Public Kitchen & Bar is away from the downtown core, but is certainly worth the 5-minute drive. This tapas and oyster house is lively and hip, but the place is small and gets full quickly, so reservations are recommended.
Holy Guacamole is a local favorite that serves up fresh, fast Tex-Mex food.
If you’re a fan of cheese, then you’re going to enjoy Cheeses Murphy, a Kitchener restaurant that specializes in grilled cheese sandwiches.
Gilt Restaurant offers unique food pairings for lunch, dinner, and brunch. The modern, bright space is inviting, and the food is presented beautifully. It is also a great place for a pre-dinner cocktail in the lounge area.
Downtown Cambridge is a quick drive from Kitchener. The center of the city is full of rustic heritage buildings.
Langdon Hall consistently receives excellent reviews from the media. It’s a classic top-notch facility that has gorgeous rooms and a beautiful spa and restaurant.

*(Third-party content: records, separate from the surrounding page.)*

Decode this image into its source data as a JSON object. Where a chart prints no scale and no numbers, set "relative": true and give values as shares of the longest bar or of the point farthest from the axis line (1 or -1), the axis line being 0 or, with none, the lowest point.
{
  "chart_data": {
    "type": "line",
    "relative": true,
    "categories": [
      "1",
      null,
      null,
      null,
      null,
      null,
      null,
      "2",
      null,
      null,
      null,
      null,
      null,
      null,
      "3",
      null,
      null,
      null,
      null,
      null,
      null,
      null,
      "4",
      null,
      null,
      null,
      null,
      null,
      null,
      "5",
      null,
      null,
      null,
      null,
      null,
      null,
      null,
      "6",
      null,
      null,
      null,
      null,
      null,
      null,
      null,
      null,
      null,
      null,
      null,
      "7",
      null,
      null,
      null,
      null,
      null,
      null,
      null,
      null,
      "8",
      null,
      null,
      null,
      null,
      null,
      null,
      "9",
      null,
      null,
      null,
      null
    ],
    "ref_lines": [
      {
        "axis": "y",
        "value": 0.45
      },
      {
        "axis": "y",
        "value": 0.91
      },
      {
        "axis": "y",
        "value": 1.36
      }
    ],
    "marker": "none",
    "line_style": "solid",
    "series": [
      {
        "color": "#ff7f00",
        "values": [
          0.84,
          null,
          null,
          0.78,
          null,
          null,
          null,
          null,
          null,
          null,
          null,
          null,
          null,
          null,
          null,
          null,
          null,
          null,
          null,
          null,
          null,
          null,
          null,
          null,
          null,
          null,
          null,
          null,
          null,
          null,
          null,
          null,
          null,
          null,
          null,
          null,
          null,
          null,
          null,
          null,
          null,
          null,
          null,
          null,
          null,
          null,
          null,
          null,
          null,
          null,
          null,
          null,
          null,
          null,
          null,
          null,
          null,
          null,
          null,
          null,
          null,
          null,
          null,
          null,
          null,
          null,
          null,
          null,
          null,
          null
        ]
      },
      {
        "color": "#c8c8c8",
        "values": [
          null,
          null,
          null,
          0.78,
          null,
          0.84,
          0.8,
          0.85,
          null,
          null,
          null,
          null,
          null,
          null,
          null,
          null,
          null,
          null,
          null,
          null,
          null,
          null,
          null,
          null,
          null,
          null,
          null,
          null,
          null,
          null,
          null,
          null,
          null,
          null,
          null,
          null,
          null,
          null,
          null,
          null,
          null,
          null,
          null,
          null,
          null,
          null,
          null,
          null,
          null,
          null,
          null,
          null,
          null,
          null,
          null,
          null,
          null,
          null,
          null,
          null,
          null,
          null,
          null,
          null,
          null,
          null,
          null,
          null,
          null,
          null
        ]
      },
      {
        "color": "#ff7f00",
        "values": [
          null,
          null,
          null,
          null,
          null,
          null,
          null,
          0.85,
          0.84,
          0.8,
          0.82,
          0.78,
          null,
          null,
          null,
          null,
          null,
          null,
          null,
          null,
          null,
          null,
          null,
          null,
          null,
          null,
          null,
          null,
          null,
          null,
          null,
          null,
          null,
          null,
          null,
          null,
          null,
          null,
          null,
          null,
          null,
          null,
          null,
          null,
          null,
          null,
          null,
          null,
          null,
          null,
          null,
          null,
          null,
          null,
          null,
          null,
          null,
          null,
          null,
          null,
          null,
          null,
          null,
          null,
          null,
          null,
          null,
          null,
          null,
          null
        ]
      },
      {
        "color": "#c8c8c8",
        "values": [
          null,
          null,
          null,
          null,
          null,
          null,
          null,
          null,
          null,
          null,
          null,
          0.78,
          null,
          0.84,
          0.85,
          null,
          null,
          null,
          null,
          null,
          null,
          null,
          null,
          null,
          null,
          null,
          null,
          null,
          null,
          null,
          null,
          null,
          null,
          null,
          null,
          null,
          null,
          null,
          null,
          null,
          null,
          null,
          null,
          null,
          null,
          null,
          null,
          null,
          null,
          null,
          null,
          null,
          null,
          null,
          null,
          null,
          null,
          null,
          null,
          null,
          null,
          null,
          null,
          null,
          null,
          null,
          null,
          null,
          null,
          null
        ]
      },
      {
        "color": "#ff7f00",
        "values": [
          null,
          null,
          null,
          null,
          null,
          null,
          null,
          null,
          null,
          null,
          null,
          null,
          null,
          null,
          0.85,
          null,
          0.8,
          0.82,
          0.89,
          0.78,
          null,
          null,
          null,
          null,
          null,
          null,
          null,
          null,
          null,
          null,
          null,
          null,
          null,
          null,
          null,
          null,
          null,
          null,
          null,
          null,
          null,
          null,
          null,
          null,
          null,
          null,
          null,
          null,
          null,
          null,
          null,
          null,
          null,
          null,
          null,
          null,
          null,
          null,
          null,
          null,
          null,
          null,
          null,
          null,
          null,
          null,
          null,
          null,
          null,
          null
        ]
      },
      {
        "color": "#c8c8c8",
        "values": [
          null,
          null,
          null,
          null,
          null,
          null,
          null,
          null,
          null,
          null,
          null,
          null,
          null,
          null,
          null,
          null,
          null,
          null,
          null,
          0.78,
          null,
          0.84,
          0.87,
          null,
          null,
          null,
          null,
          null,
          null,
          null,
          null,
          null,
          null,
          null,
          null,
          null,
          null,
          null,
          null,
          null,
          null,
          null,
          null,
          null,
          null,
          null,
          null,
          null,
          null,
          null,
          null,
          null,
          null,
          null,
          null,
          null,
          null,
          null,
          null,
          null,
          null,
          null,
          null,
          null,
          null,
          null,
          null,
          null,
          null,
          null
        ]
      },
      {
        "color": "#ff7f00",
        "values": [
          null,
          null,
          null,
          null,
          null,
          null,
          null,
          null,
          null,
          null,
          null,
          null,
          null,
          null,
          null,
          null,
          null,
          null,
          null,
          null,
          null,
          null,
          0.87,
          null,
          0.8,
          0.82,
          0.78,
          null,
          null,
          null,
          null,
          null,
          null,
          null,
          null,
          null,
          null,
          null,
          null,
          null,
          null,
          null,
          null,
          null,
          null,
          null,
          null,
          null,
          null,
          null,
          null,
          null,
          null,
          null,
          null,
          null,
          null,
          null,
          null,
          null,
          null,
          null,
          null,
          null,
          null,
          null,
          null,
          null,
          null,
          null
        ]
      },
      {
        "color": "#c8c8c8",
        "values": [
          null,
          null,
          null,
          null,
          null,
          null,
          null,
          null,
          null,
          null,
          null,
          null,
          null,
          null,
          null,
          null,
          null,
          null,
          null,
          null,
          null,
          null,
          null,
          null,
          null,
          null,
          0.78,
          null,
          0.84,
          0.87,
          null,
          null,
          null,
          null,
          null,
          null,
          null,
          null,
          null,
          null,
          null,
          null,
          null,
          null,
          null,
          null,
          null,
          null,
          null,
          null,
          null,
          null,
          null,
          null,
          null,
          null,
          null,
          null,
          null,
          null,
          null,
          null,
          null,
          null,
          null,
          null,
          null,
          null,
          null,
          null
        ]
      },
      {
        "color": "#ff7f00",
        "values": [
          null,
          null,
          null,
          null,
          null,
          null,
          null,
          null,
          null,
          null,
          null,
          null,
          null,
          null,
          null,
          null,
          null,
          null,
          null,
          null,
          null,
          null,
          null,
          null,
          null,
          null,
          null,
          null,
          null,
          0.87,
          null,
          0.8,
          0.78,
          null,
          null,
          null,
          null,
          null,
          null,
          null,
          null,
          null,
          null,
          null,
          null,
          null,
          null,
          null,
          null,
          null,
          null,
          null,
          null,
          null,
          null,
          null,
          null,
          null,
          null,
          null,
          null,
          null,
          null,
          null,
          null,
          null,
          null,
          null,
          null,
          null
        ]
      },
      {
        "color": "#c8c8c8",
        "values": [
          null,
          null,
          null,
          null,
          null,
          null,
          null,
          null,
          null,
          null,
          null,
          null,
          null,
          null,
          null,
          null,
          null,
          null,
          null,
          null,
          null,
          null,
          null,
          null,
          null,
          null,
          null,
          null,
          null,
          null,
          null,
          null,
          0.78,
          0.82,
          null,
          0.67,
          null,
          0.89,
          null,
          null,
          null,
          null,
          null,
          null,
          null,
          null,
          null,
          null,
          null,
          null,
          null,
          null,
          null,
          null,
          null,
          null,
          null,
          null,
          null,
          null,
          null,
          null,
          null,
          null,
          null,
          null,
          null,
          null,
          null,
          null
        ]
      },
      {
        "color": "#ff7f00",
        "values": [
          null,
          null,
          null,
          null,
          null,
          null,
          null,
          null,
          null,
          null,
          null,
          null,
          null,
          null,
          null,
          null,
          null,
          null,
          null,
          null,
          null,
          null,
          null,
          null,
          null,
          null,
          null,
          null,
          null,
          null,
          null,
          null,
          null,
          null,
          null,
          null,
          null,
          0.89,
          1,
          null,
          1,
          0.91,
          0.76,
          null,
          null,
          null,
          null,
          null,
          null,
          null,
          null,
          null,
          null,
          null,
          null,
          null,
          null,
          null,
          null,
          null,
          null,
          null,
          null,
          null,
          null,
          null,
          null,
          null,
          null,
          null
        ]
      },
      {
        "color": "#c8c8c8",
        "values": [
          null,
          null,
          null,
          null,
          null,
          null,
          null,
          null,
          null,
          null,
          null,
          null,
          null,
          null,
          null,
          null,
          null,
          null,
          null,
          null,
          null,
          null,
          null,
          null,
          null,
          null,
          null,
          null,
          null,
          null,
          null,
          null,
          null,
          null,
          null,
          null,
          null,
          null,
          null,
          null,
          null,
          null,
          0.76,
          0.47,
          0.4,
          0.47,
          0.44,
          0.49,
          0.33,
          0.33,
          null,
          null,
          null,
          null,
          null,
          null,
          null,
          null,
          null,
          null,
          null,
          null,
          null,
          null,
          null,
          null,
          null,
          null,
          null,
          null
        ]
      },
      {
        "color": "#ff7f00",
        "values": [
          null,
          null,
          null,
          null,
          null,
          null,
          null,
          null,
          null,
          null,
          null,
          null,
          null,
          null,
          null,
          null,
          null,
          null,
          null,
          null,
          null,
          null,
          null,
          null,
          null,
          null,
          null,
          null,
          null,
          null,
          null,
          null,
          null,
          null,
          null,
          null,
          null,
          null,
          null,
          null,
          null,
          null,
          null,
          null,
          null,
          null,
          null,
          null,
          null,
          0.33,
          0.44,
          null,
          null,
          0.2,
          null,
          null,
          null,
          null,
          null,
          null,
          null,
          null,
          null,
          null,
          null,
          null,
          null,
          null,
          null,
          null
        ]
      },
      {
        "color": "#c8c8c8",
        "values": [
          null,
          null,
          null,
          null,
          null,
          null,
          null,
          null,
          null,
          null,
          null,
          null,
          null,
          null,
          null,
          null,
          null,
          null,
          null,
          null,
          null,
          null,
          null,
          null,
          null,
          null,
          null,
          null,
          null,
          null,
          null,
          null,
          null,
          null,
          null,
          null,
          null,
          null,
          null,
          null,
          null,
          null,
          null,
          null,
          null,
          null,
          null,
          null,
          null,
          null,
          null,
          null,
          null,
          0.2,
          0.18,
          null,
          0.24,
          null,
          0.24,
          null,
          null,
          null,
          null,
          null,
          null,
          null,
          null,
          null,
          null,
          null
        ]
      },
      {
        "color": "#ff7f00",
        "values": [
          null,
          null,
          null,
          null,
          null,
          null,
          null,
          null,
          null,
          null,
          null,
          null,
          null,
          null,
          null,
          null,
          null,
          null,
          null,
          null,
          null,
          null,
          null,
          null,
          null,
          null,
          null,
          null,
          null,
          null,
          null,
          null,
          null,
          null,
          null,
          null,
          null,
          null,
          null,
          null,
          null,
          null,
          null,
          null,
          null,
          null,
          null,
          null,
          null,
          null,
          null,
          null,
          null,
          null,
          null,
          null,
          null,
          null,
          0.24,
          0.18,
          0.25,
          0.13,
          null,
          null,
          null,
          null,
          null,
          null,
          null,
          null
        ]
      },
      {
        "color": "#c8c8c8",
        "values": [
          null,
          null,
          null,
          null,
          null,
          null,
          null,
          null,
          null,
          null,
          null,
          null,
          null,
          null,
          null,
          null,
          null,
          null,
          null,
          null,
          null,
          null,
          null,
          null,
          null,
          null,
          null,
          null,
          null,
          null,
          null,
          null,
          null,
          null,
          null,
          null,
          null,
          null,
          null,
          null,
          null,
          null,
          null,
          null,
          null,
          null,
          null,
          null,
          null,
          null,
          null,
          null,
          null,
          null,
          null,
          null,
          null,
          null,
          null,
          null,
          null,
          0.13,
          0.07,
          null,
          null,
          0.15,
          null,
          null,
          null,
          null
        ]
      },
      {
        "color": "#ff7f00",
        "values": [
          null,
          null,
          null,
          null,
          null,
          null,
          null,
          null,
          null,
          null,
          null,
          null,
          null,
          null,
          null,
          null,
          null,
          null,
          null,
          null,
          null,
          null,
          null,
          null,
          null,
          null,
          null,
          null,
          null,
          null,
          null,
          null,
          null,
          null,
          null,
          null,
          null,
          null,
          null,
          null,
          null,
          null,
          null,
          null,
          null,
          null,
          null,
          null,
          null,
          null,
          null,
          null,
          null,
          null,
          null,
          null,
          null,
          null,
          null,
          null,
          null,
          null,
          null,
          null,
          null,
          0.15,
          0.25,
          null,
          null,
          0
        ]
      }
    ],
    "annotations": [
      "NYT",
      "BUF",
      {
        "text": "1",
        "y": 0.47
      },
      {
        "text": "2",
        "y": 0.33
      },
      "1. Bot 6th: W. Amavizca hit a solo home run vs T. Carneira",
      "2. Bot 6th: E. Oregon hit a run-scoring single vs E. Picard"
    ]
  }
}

For design enthusiasts, three places that should be seen are:
Willow House is a great destination for unique furnishings and reputable design advice.
Southworks Antiques is pitched as Canada’s largest antique mall. Be sure you budget enough time for shopping here!
Cornerstone is full of luxurious home furnishings and accessories. The store is well-curated and beautifully styled.
Cambridge Mill has a beautifully classic dining facility overlooking the water. Go here to celebrate a special occasion.